Despite the low number of jobs, wages have risen sharply. The 0.6% monthly gain pushed the year-over-year increase to 4.6%.

Leisure and hospitality again led job creation, adding 74,000 jobs. Professional and business services contributed 60,000 while retail trade increased by 56,000.

The job gains were spread across various other sectors: transportation and warehousing (47,000), information (32,000), social assistance (30,000), manufacturing (26,000), construction (22,000) and wholesale trade ( 17,000).

Markets reacted little to the news, as Dow futures stabilized for the morning as investors digested what was a mixed report.

The September 12 investigation week came just as Covid cases were peaking in the United States. The spread of the delta variant has since cooled, with cases recently falling below an average of 100,000 per day.

There was good news in Friday’s report from previous months.

The already strong July gains were revised up from 38,000 to 1.053 million, while the big disappointment in August was also revised up to 366,000 from the 235,000 initially reported.
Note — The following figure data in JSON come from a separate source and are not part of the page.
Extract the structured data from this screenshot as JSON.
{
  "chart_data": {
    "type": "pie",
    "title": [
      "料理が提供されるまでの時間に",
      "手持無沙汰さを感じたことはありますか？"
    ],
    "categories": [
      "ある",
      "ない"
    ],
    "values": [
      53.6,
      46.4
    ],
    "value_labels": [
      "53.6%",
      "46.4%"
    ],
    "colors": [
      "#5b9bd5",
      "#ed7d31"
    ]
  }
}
The report comes at a critical time for the economy, with recent data showing solid consumer spending despite rising prices, growing manufacturing and services and soaring housing costs.

Federal Reserve officials are closely monitoring the employment figures. The central bank recently indicated that it was ready to start withdrawing some of the extraordinary aid it provided during the pandemic crisis, mainly because inflation met and exceeded the 2% target of the Fed.

However, officials said they believe the labor market is still far from full employment, a prerequisite for higher interest rates. Market prices currently indicate that the first rate hike will likely come in November 2022.

This is last minute news. Please come back here for updates.